What is drawn, as is usual for the Mandelbrot set, is (an approximation of) the electrostatic potential produced by the Mandelbrot set, which is basically a continuous interpolation of the escape time (the number of iterations it takes for the point to leave the circle of a certain radius). This is all quite well explained on Wikipedia, so I won't repeat it.
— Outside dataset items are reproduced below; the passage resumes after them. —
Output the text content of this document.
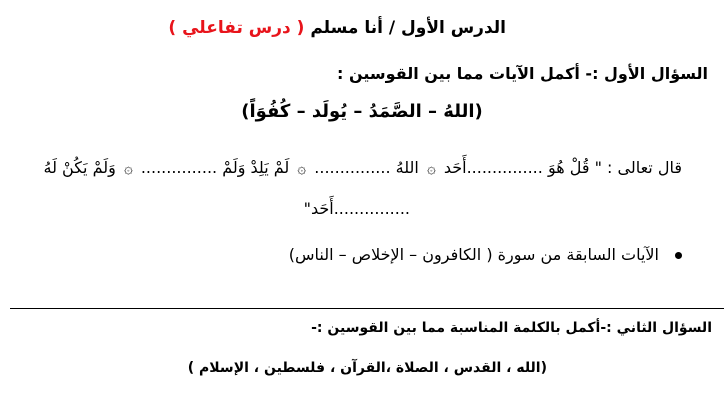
الدرس الأول / أنا مسلم ( درس تفاعلي )
السؤال الأول :- أكمل الآيات مما بين القوسين :
(اللهُ – الصَّمَدُ – يُولَد – كُفُوَاً)
قال تعالى : " قُلْ هُوَ ...............أَحَد ۞ اللهُ ............... ۞ لَمْ يَلِدْ وَلَمْ ............... ۞ وَلَمْ يَكُنْ لَهُ
...............أَحَد"
الآيات السابقة من سورة ( الكافرون – الإخلاص – الناس)
السؤال الثاني :-أكمل بالكلمة المناسبة مما بين القوسين :-
(الله ، القدس ، الصلاة ،القرآن ، فلسطين ، الإسلام )
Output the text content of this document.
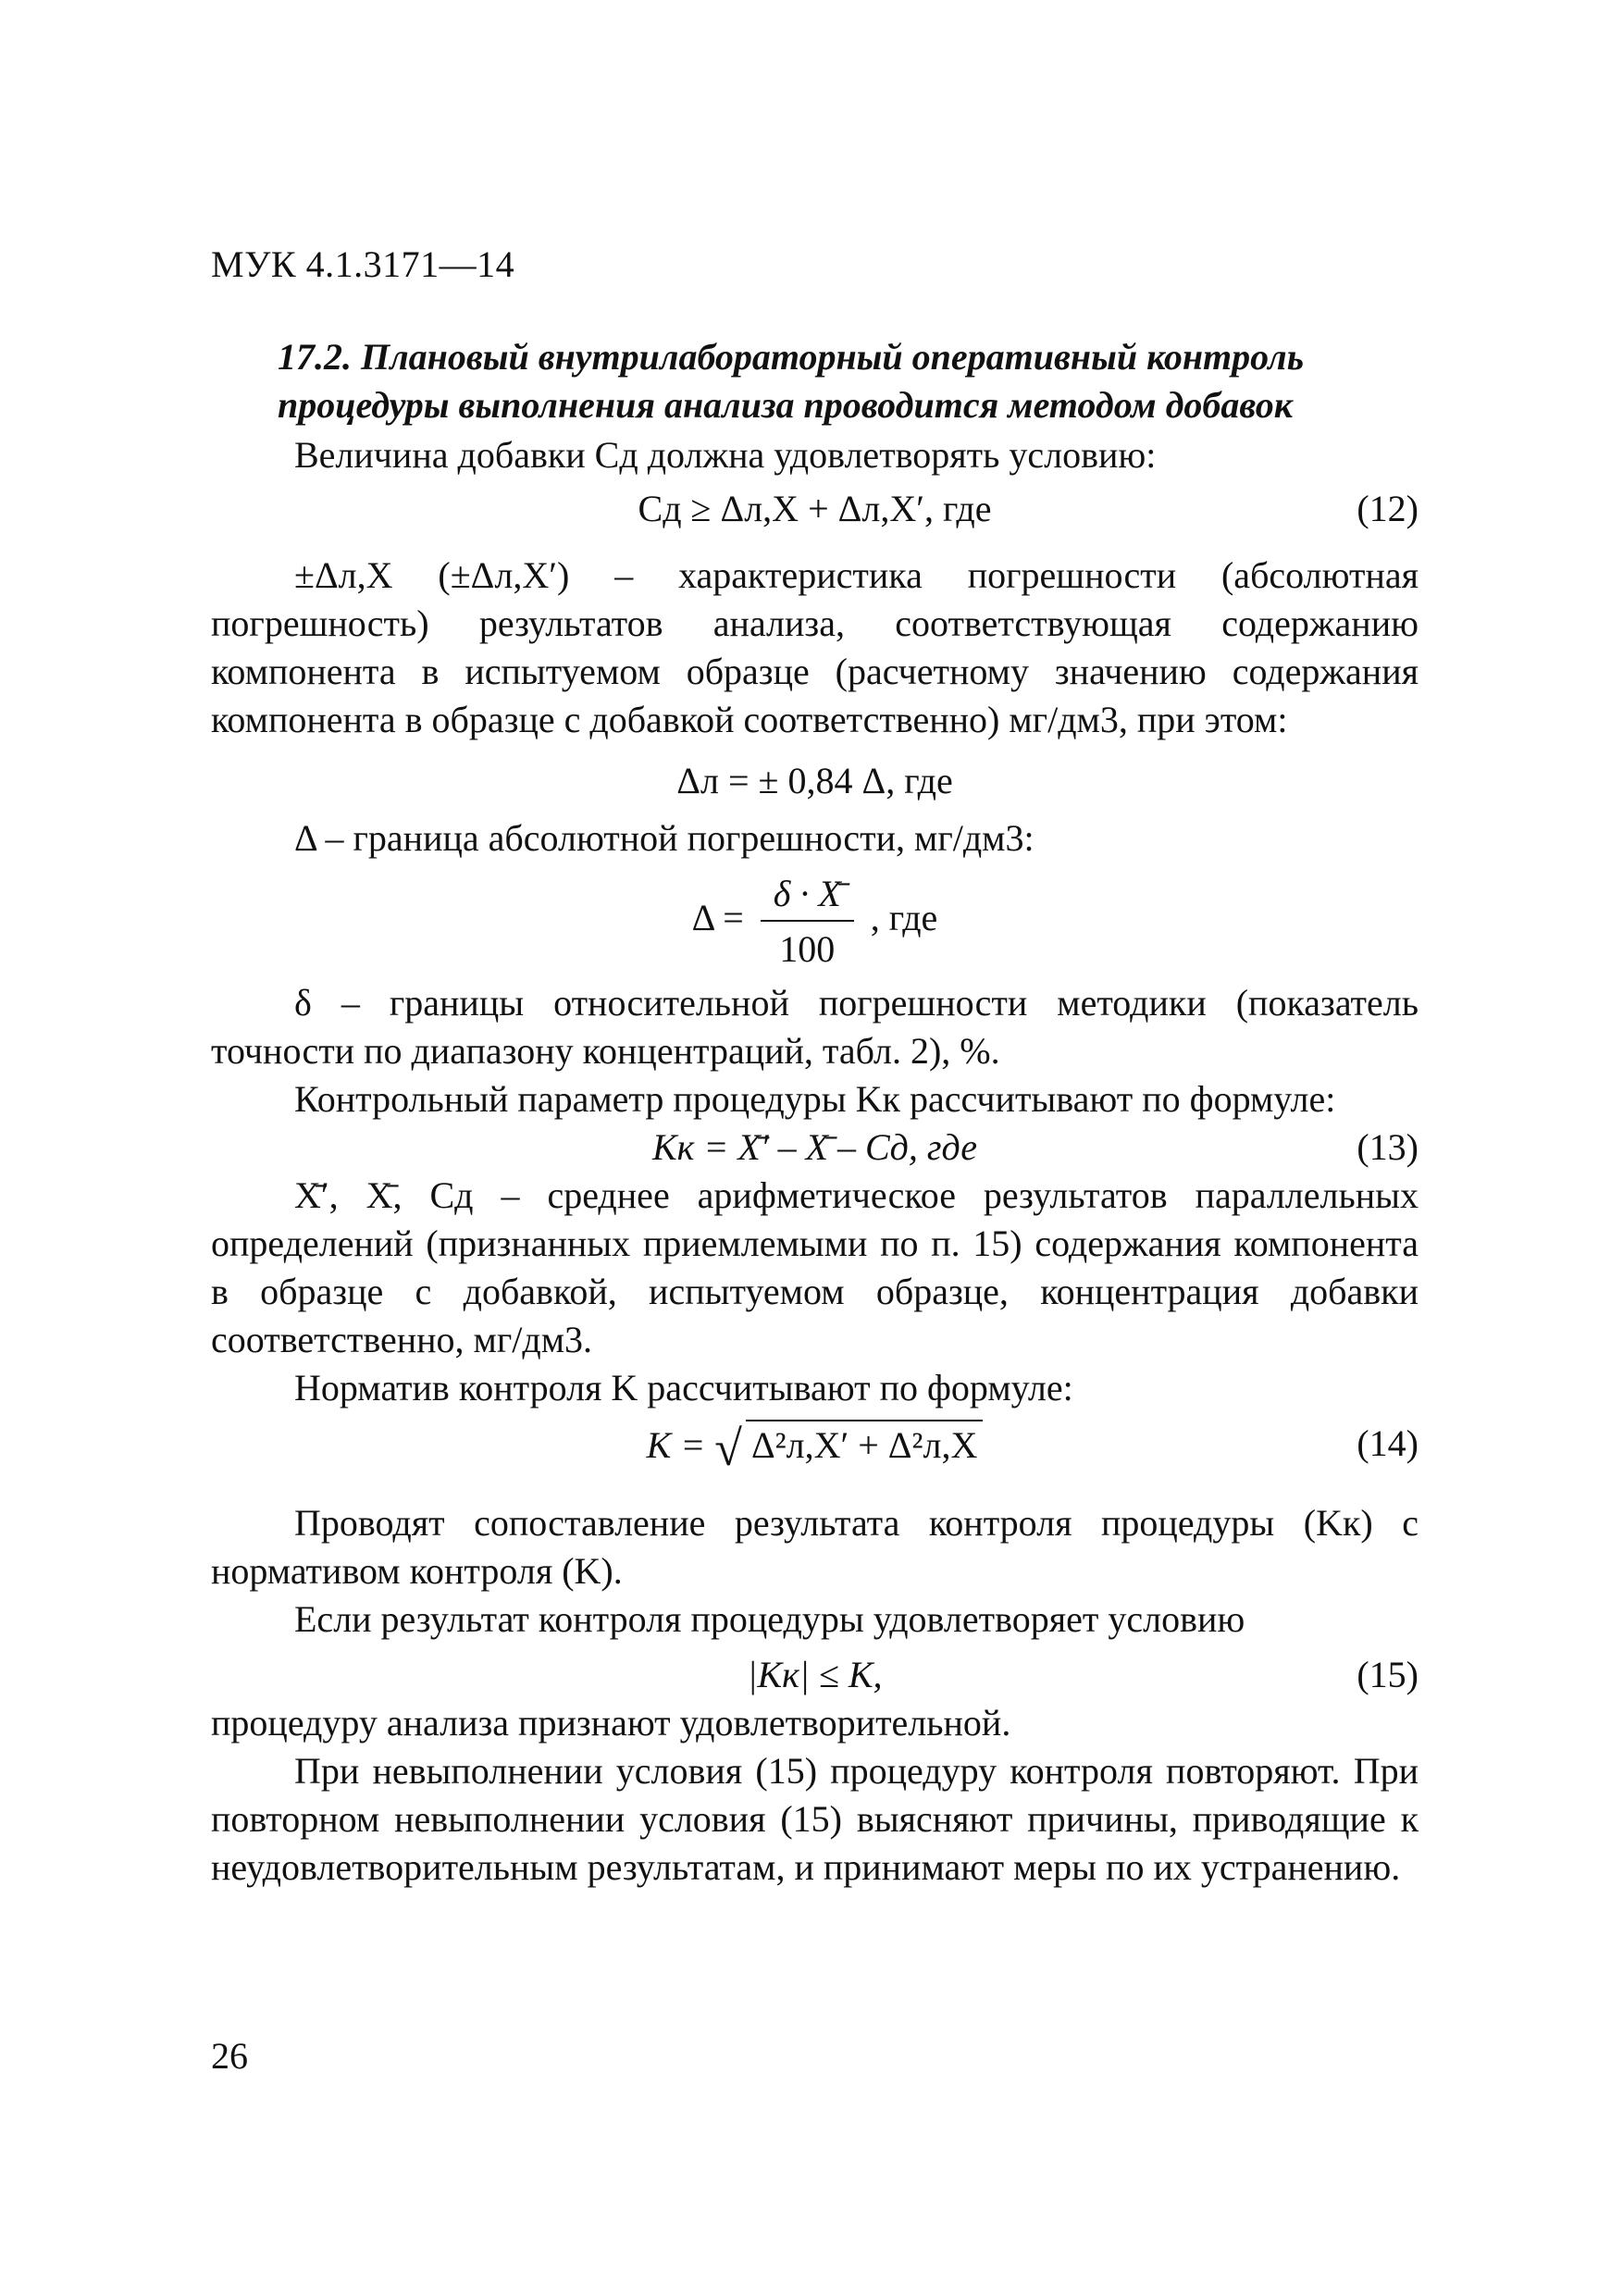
МУК 4.1.3171—14
17.2. Плановый внутрилабораторный оперативный контроль
процедуры выполнения анализа проводится методом добавок
Величина добавки Cд должна удовлетворять условию:
Cд ≥ Δл,Х + Δл,Х′, где	(12)
±Δл,Х (±Δл,Х′) – характеристика погрешности (абсолютная погрешность) результатов анализа, соответствующая содержанию компонента в испытуемом образце (расчетному значению содержания компонента в образце с добавкой соответственно) мг/дм3, при этом:
Δл = ± 0,84 Δ, где
Δ – граница абсолютной погрешности, мг/дм3:
$\Delta = \frac{\delta \cdot Х̄}{100}$ , где
δ – границы относительной погрешности методики (показатель точности по диапазону концентраций, табл. 2), %.
Контрольный параметр процедуры Kк рассчитывают по формуле:
Kк = Х̄′ – Х̄ – Cд, где	(13)
Х̄′, Х̄, Cд – среднее арифметическое результатов параллельных определений (признанных приемлемыми по п. 15) содержания компонента в образце с добавкой, испытуемом образце, концентрация добавки соответственно, мг/дм3.
Норматив контроля K рассчитывают по формуле:
K = √ Δ²л,Х′ + Δ²л,Х	(14)
Проводят сопоставление результата контроля процедуры (Kк) с нормативом контроля (K).
Если результат контроля процедуры удовлетворяет условию
|Kк| ≤ K,	(15)
процедуру анализа признают удовлетворительной.
При невыполнении условия (15) процедуру контроля повторяют. При повторном невыполнении условия (15) выясняют причины, приводящие к неудовлетворительным результатам, и принимают меры по их устранению.
26
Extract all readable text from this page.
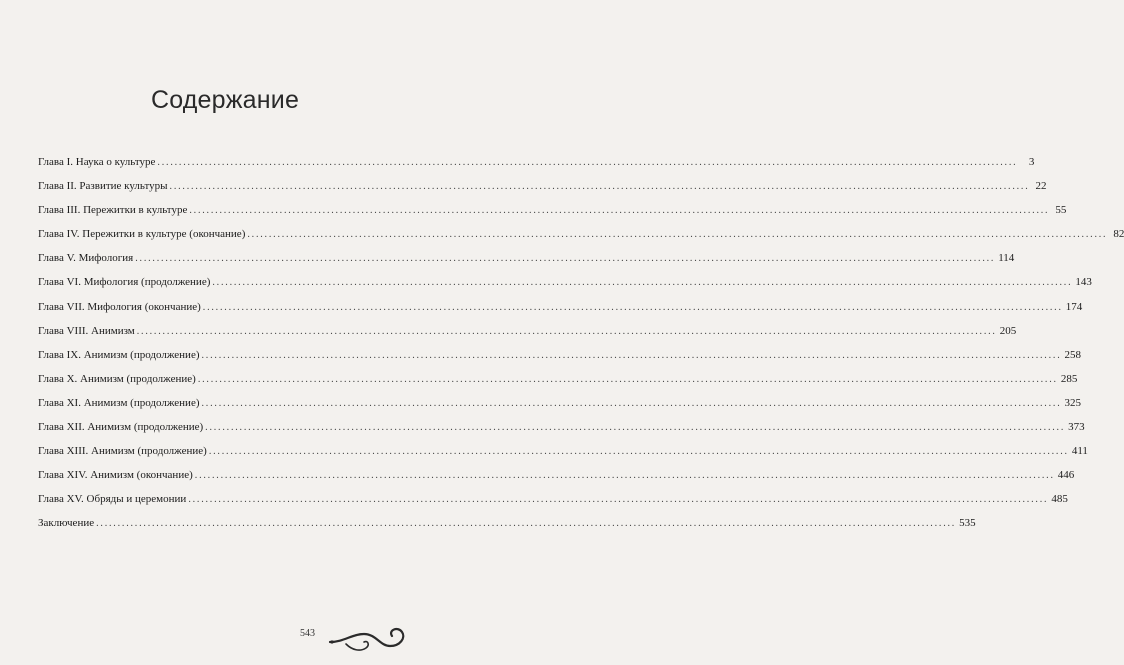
Содержание
Глава I. Наука о культуре ........................................................................................................................................................................................................	3
Глава II. Развитие культуры ........................................................................................................................................................................................................ 22
Глава III. Пережитки в культуре ........................................................................................................................................................................................................ 55
Глава IV. Пережитки в культуре (окончание) ........................................................................................................................................................................................................ 82
Глава V. Мифология ........................................................................................................................................................................................................ 114
Глава VI. Мифология (продолжение) ........................................................................................................................................................................................................ 143
Глава VII. Мифология (окончание) ........................................................................................................................................................................................................ 174
Глава VIII. Анимизм ........................................................................................................................................................................................................ 205
Глава IX. Анимизм (продолжение) ........................................................................................................................................................................................................ 258
Глава X. Анимизм (продолжение) ........................................................................................................................................................................................................ 285
Глава XI. Анимизм (продолжение) ........................................................................................................................................................................................................ 325
Глава XII. Анимизм (продолжение) ........................................................................................................................................................................................................ 373
Глава XIII. Анимизм (продолжение) ........................................................................................................................................................................................................ 411
Глава XIV. Анимизм (окончание) ........................................................................................................................................................................................................ 446
Глава XV. Обряды и церемонии ........................................................................................................................................................................................................ 485
Заключение ........................................................................................................................................................................................................ 535
543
One thing which bears to be stated in more detail, however, is exactly how this is mapped to colors. Indeed, in the regions of the Mandelbrot set in which one typically wishes to zoom, the escape time of the points which do not belong to the Mandelbrot is not only very large (this means that the image is slow to compute), but also, because it is so large, it varies enormously across the image. A naïve approach to coloring—where the colors are chosen linearly with the escape time—will therefore rapidly lead to images where the colors vary so much from point to point that the whole thing looks like random noise (or, if it is heavily anti-aliased, just grey). One solution to this problem is to always map the interval of escape times found on the picture to the entire gamut of colors, but this is unsatisfactory for zoom animations (where it is disagreeable for the colors to vary with the zoom factor). Another solution is to compress the escape times with some concave function: here, a compromise must be reached between having too much compression (which will destroy render invisible the fine details connecting the bolder structures) and having too little (which will make the bolder structures look like white noise). I have chosen (as, I believe, fraqtive has) to take the square root of the escape time (the log function might also have been worth looking into) before mapping it to the color gradient (which also tries to reach a compromise between flattening out the fine details and varying too rapidly). So, essentially, regular changes in the color gradient correspond to a quadratic increase in the number of iterations.

The program doesn't do anti-aliasing (unfortunately).